Hence the now-legendary carousing of the Raiders in Santa Rosa, a phenomenon celebrated most prominently in Ken Stabler's autobiography, "Snake."

While the team flavored much of the city's night life, the action tended to be concentrated in three bars: the Bamboo Room (right next to El Rancho), the Music Box and Melendy's Cocktail Lounge. Melendy's was the scene of the famed annual air-hockey tournament. Phil Villapiano had won an air-hockey set by beating fellow linebacker Isaiah Robertson in a miniature bicycle race at a charity basketball game, and he installed it at Melendy's. The night would often end with dancing atop the jet-cooled table.

Mixing with common folk

This was an era when pro athletes mixed freely with the common folk. As a result, Santa Rosans saw much more of the Raiders -- good and bad -- than Napans do today. But the legend of that era probably outpaces the reality by a good margin. It's not that the Raiders didn't enjoy more than their share of booze and women during camp. They did. But the wild scenes were little islands in a sea of monotony.

For every Stabler and John Matuszak painting the town, there were tight end Dave Casper and fullback Mark van Eeghen working on paint-by-numbers at the hotel. Or quarterback Larry Lawrence beating everyone at chess. Or even, gulp, backgammon.

"We'd watch 'The Honeymooners' in the evening and soaps in the afternoon," Casper said.

Not everyone caroused

If fines for violating curfew and a 7 a.m. wake-up call weren't much of a deterrent, a couple of other factors were. First, the players back then were generally broke. More significant, these guys were tired. They practiced twice a day and went over strategy for hours. Only the Stablers and the Matuszaks could top it off with debauchery.

In fact, some Raiders hardly saw the town during those summers.

"People around Santa Rosa always talked about Wine Country," Casper said. "I didn't know what they were talking about. I knew how to get from my room to the practice field, I knew how to get from Alameda to Santa Rosa, I knew how to get from my room to the Bamboo Room, and from the hotel to the Music Box. It was like these little ant trails."
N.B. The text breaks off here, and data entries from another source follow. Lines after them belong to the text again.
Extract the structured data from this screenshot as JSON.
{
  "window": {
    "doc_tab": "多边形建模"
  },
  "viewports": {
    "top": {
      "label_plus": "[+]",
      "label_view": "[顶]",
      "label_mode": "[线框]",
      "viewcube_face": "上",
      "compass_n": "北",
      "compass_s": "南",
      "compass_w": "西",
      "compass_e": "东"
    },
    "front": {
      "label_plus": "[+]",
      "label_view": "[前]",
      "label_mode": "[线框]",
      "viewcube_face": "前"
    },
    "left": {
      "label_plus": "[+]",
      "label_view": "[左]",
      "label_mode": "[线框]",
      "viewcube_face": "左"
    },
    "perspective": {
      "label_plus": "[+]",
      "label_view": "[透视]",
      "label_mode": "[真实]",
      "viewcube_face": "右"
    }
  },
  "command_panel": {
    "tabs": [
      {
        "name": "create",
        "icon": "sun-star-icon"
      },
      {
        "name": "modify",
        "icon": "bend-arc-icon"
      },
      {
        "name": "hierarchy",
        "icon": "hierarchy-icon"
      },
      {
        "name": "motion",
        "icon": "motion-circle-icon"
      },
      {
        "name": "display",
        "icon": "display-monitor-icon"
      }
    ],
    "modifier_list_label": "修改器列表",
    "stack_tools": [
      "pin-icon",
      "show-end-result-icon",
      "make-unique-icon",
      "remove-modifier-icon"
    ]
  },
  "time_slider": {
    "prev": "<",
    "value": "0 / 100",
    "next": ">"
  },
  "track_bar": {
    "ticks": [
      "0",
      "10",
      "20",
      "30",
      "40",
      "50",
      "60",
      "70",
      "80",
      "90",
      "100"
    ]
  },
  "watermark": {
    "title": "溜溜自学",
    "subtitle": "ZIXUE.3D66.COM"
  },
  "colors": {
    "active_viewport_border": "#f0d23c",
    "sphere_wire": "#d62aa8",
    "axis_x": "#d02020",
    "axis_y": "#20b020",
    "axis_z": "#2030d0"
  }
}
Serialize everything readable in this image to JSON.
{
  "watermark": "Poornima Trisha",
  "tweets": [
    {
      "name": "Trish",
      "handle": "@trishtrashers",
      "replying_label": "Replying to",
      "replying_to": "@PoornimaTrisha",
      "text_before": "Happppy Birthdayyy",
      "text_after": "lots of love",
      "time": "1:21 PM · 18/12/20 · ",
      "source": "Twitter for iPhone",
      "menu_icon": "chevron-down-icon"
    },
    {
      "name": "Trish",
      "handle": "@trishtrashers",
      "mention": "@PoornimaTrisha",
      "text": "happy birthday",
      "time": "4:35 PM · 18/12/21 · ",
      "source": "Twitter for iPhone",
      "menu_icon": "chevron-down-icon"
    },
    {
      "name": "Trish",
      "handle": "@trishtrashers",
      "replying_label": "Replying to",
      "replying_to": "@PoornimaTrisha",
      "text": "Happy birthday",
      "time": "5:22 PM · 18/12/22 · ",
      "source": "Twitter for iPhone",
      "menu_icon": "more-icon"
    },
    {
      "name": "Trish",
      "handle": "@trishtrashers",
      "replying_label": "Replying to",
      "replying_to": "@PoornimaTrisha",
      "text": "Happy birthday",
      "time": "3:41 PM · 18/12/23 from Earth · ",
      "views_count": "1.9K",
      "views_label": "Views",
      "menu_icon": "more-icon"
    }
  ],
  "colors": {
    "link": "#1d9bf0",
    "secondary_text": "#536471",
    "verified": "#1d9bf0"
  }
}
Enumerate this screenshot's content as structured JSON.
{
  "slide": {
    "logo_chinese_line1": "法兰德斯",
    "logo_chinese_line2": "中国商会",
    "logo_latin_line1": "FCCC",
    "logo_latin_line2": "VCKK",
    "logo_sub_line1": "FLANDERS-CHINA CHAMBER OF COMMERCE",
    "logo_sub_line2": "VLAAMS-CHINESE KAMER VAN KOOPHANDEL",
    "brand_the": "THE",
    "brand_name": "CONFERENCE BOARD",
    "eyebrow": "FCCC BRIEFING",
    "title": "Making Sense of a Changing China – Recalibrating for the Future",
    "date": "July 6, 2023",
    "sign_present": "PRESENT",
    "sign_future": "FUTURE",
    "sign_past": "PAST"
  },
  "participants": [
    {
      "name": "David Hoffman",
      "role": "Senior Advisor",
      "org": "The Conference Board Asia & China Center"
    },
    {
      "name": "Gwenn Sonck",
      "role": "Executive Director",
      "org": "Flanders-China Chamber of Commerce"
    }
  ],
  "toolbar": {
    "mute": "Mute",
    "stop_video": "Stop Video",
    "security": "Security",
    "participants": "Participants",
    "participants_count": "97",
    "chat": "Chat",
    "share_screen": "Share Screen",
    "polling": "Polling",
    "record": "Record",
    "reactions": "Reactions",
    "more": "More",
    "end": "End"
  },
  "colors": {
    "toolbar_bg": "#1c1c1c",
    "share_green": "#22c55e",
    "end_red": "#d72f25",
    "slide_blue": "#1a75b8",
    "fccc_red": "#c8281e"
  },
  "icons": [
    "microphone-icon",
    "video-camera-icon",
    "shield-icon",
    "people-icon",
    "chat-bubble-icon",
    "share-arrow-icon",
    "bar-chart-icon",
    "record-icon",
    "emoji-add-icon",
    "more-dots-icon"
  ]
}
The beginning of the end came in 1981, when Davis announced he was moving the Raiders to Los Angeles. The team trained in Santa Rosa for three years even after the move, until it developed a site in Oxnard.

When the Raiders returned to Oakland in 1995, Davis looked first to Santa Rosa. But the El Rancho had been torn down just months before, and the team couldn't locate another suitable site. Instead, the Raiders wound up in Napa. Today, a Starbucks stands in the place of the El Rancho, right next to Home Depot. Melendy's has given way to a Chevron.

Those days are not forgotten, though.

The year before the move back to Oakland, Madden went to Santa Rosa to film a nostalgic, "this-was-training-camp" segment for Fox network. The El Rancho was empty and destined for demolition. The TV crew, searching for football props, found a rusty seven-man blocking sled behind the hotel and got a few shots with it.

Madden's sled unearthed

The unit wrapped production, and Madden went home. That night, he couldn't get it out of his mind. They had unearthed his old seven-man sled! Madden always favored the linemen, and this was his most beloved tool. He would ride atop the sled like Santa Claus as approximately 1,750 pounds of beef pushed it across the field.

"The wrecking ball was coming," Madden said. "I had so many memories of Santa Rosa, and (the sled) was about right where we'd finish at practice. We'd just push it off to the side. Weeds were growing around it."

Madden made a few calls, and to this day the seven-man sled resides at his office in Pleasanton. It's his memento of the Raiders' reign in Santa Rosa. A lot of people have one.